A few of the male students in graduate school, after reading one of my essays on trying to construct a sexual ethos after being abused, have gone on to lecture me on what's wrong with girls like me—or made a pass at me, as if talking about sexuality is my attempt to make them notice me. I talk about being used; they want to use me. I am damaged, and they want to get a piece of what's left.
I have chosen to keep talking and writing about it, to wear my identity every single damn day in an open fashion, which I am often told is obnoxious, mean, and asking for trouble. I wear it for my poor students, I wear it for all 'those girls' and 'those people.' And I tell myself that I am breaking ground for all the other women in academia who I have talked to, who have chosen to be lacquered over because the harassment is so very bad, and because you are dependent on the people around you for professional contacts and referrals.
I am risking my future jobs to do this because I have few friends among my fellow students, and getting a job in academia is often about networking. I comment about class, about gender, about the assumptions in other students' work because they need to know what they are doing. They're teaching here, and I need them to know what they're doing to their students because I'm afraid they don't see it. They view me as a trouble-maker in return.
The comments I have received from faculty have run the negative gamut as well. I have been told that I like to piss people off and that I lied about my experiences. I've lost count of how many times my critiques of my parents, of society, and of the behavior of privilege have been dismissed as motivated by revenge, not concern and fear for others. One of my professors suggested that I drop out and save everyone the trouble, and another told me that I shouldn't have had my children if I wanted to have fun as a graduate student, if I wanted to go be social.
My experience with academia is primarily one of being viewed as troubling and obnoxious.
If only I'd stop bringing in things like gender, or class, or my experiences, and allow myself to be lacquered over with a veneer of the apathy masquerading as middle-class civility, I'd get on just fine in my classes. And in that way I'm lucky. If I keep my mouth shut, cover my tattoos and smile more (I've lost count of how many times I've been told to smile, or been told to be grateful I, the kind of person I am, made it to grad school), I'd pass for what I'm not.

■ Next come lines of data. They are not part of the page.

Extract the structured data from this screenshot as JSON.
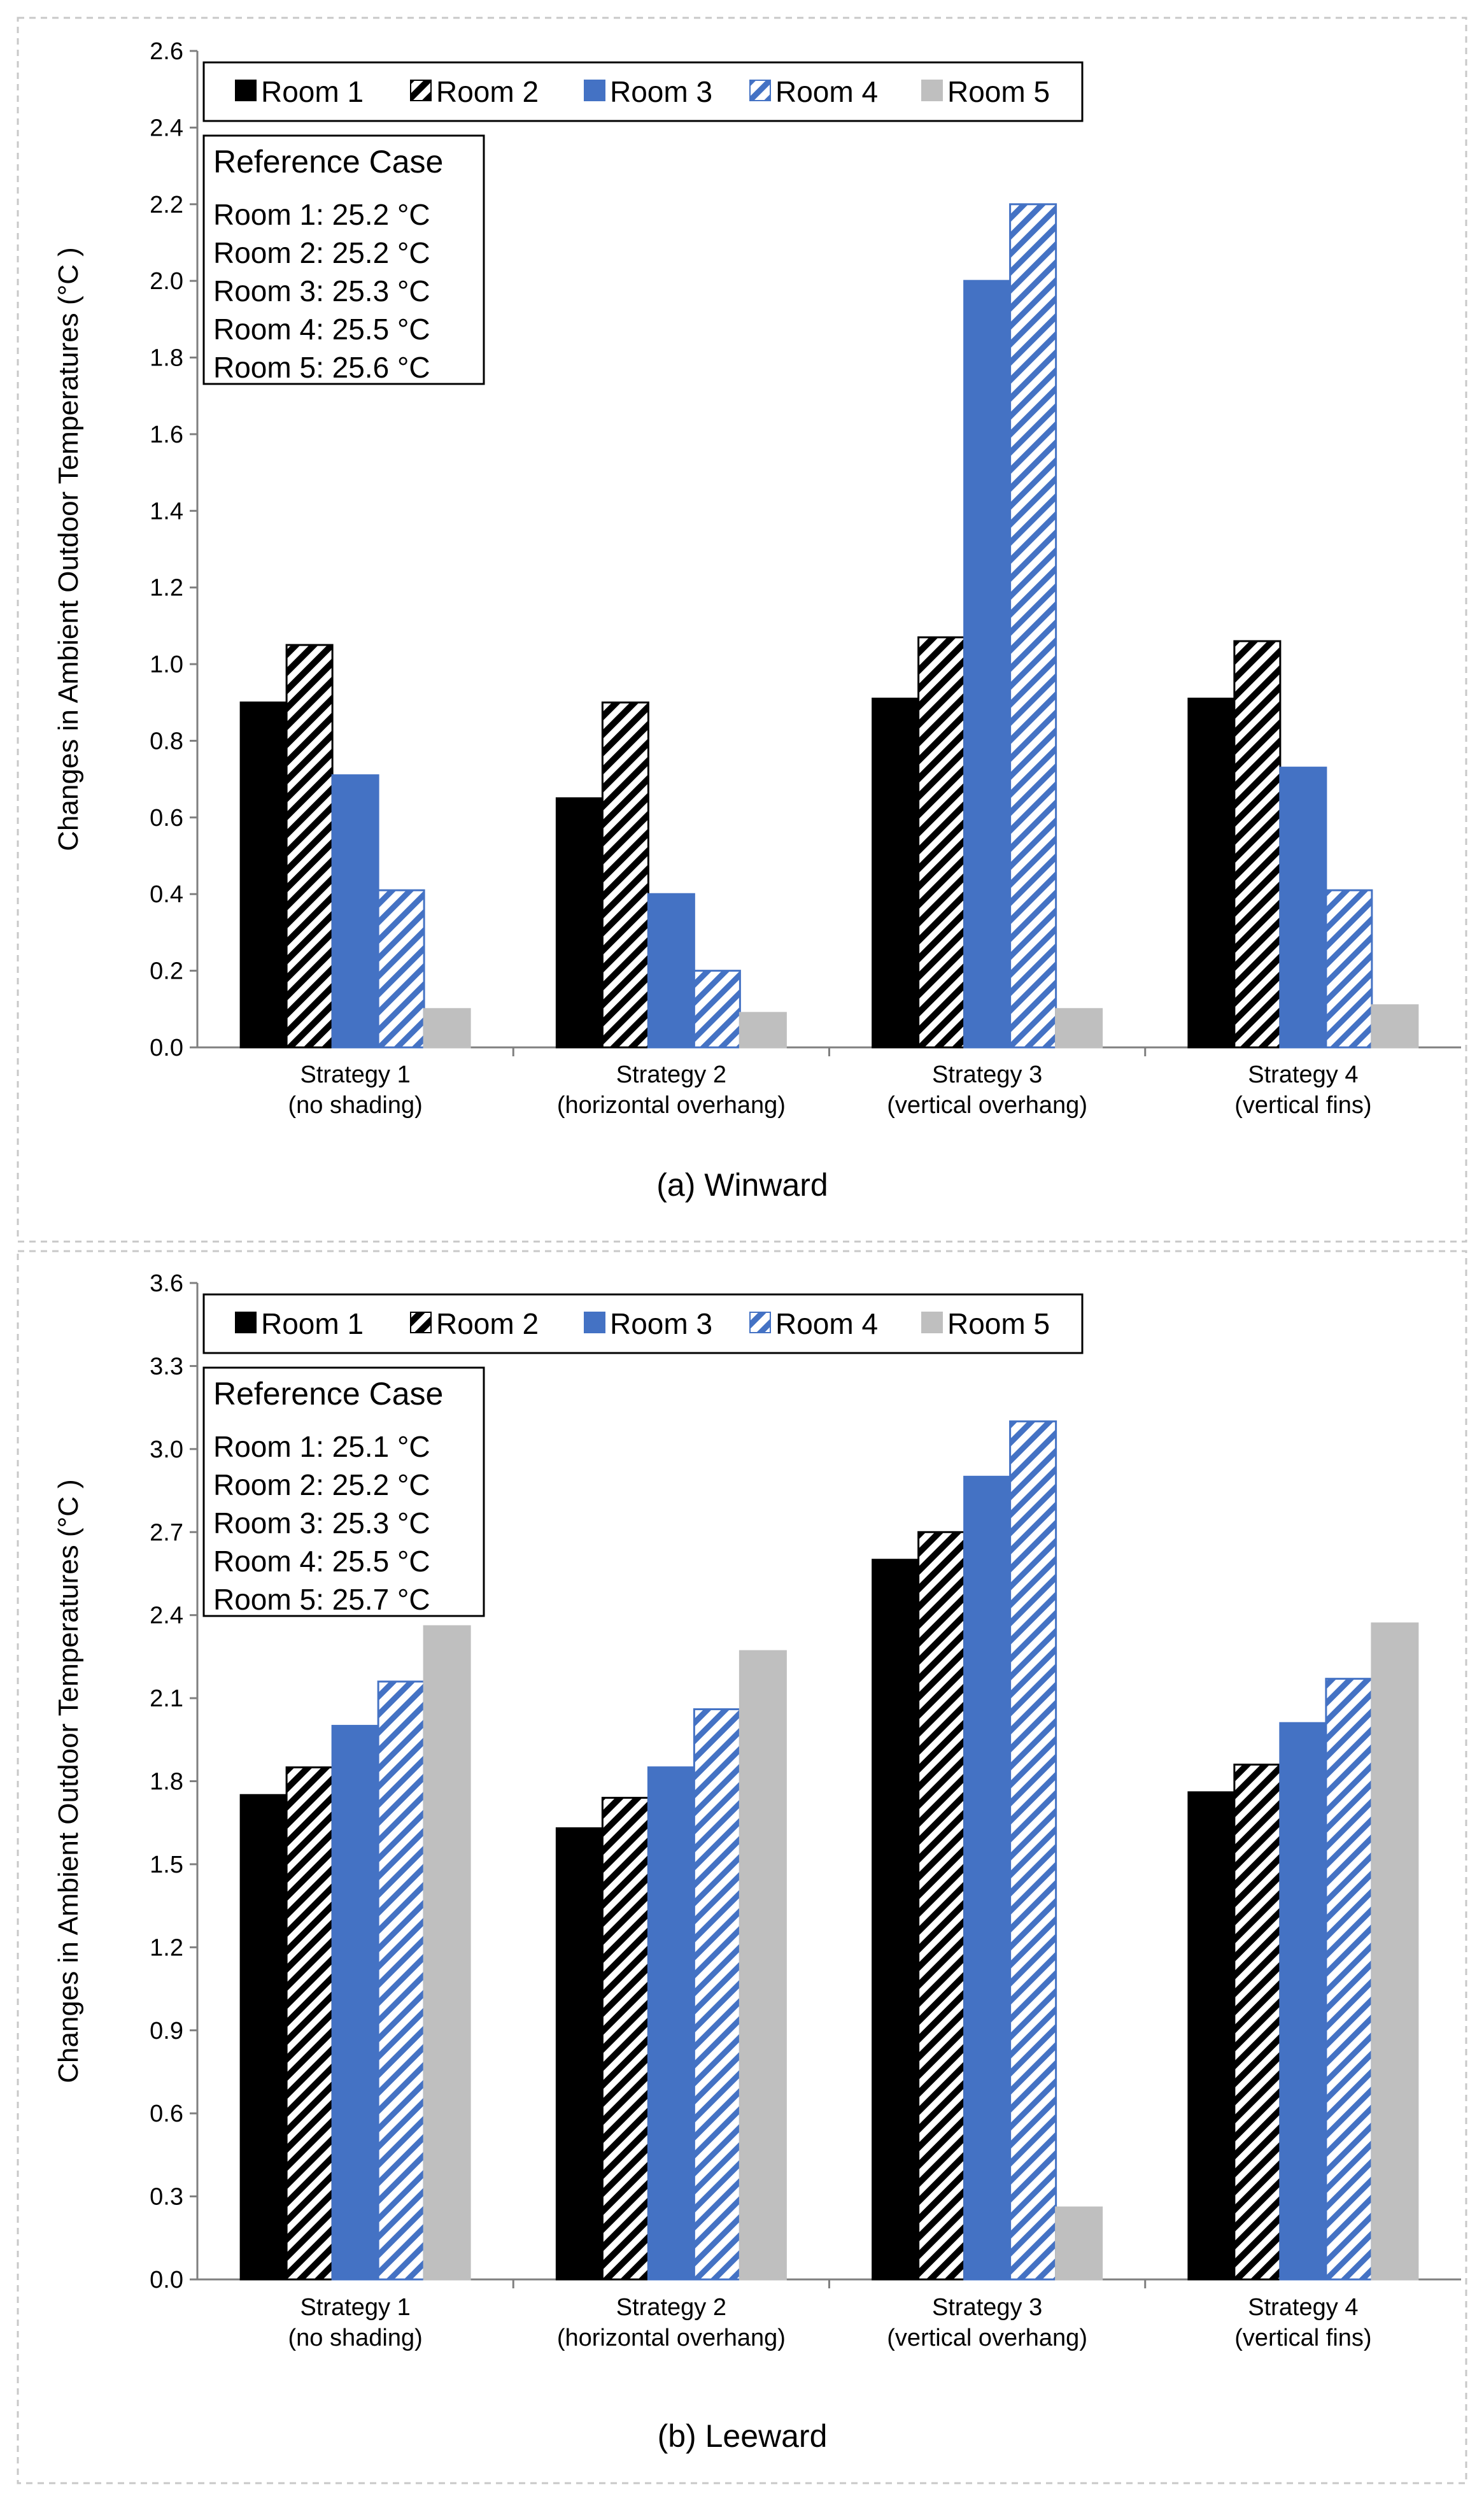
{
  "colors": {
    "room1": "#000000",
    "room2_pattern": "#000000",
    "room3": "#4472c4",
    "room4_pattern": "#4472c4",
    "room5": "#bfbfbf"
  },
  "chart_data": [
    {
      "type": "bar",
      "caption": "(a) Winward",
      "ylabel": "Changes in Ambient Outdoor Temperatures (°C )",
      "categories": [
        [
          "Strategy 1",
          "(no shading)"
        ],
        [
          "Strategy 2",
          "(horizontal overhang)"
        ],
        [
          "Strategy 3",
          "(vertical overhang)"
        ],
        [
          "Strategy 4",
          "(vertical fins)"
        ]
      ],
      "ylim": [
        0,
        2.6
      ],
      "yticks": [
        "0.0",
        "0.2",
        "0.4",
        "0.6",
        "0.8",
        "1.0",
        "1.2",
        "1.4",
        "1.6",
        "1.8",
        "2.0",
        "2.2",
        "2.4",
        "2.6"
      ],
      "series": [
        {
          "name": "Room 1",
          "values": [
            0.9,
            0.65,
            0.91,
            0.91
          ]
        },
        {
          "name": "Room 2",
          "values": [
            1.05,
            0.9,
            1.07,
            1.06
          ]
        },
        {
          "name": "Room 3",
          "values": [
            0.71,
            0.4,
            2.0,
            0.73
          ]
        },
        {
          "name": "Room 4",
          "values": [
            0.41,
            0.2,
            2.2,
            0.41
          ]
        },
        {
          "name": "Room 5",
          "values": [
            0.1,
            0.09,
            0.1,
            0.11
          ]
        }
      ],
      "reference": {
        "title": "Reference Case",
        "lines": [
          "Room 1: 25.2 °C",
          "Room 2: 25.2 °C",
          "Room 3: 25.3 °C",
          "Room 4: 25.5 °C",
          "Room 5: 25.6 °C"
        ]
      },
      "legend_position": "top-left",
      "grid": false
    },
    {
      "type": "bar",
      "caption": "(b) Leeward",
      "ylabel": "Changes in Ambient Outdoor Temperatures (°C )",
      "categories": [
        [
          "Strategy 1",
          "(no shading)"
        ],
        [
          "Strategy 2",
          "(horizontal overhang)"
        ],
        [
          "Strategy 3",
          "(vertical overhang)"
        ],
        [
          "Strategy 4",
          "(vertical fins)"
        ]
      ],
      "ylim": [
        0,
        3.6
      ],
      "yticks": [
        "0.0",
        "0.3",
        "0.6",
        "0.9",
        "1.2",
        "1.5",
        "1.8",
        "2.1",
        "2.4",
        "2.7",
        "3.0",
        "3.3",
        "3.6"
      ],
      "series": [
        {
          "name": "Room 1",
          "values": [
            1.75,
            1.63,
            2.6,
            1.76
          ]
        },
        {
          "name": "Room 2",
          "values": [
            1.85,
            1.74,
            2.7,
            1.86
          ]
        },
        {
          "name": "Room 3",
          "values": [
            2.0,
            1.85,
            2.9,
            2.01
          ]
        },
        {
          "name": "Room 4",
          "values": [
            2.16,
            2.06,
            3.1,
            2.17
          ]
        },
        {
          "name": "Room 5",
          "values": [
            2.36,
            2.27,
            0.26,
            2.37
          ]
        }
      ],
      "reference": {
        "title": "Reference Case",
        "lines": [
          "Room 1: 25.1 °C",
          "Room 2: 25.2 °C",
          "Room 3: 25.3 °C",
          "Room 4: 25.5 °C",
          "Room 5: 25.7 °C"
        ]
      },
      "legend_position": "top-left",
      "grid": false
    }
  ]
}
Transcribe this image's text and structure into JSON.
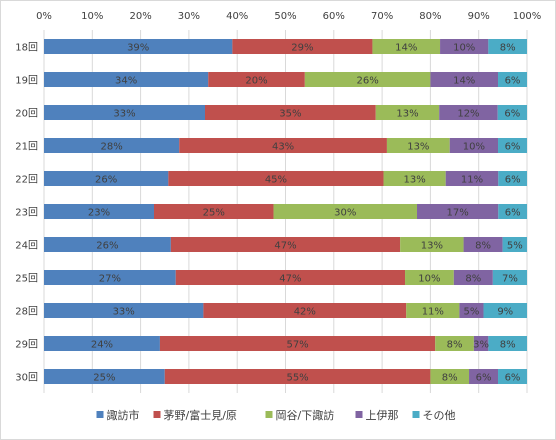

I'd pass for another homogenously successful college graduate. If it wasn't possible for me to do that, I'd never have made it through the beauty contest of getting into grad school. I am grateful for my ability to understand esoteric literature theory, for the terrible toughness which is the legacy of being a homeless kid, and for the privilege that my pale skin and my cis gender afford me, even as I challenge the system that privileges those things. Without them, I would never have made it this far.
My director refers to me as the biggest cat person he's ever met. By this, he means he doesn't understand why I don't seem to care, why I don't bend with that pressure to conform. I've written him several defenses of my choices, disguised as personal essays. What he doesn't understand, what the faculty and many of my fellow students don't seem to understand is that I do care. God, do I care. I care for those poor kids, for my fellow academics who are dying under that lacquer. I care for everyone who has come to an education and been told they had to have a makeover first.
I care enough to be myself in the face of pressure not to be.
Doing so means risking poor job contacts, possibly talking my way out of a letter of recommendation, no less a good job; it means listening to a lot of insulting and aggravating commentary. The pressure to suppress my true self is always there, hovering alongside my resentment that I am expected to choose, that my poor students are expected to choose, between success and self.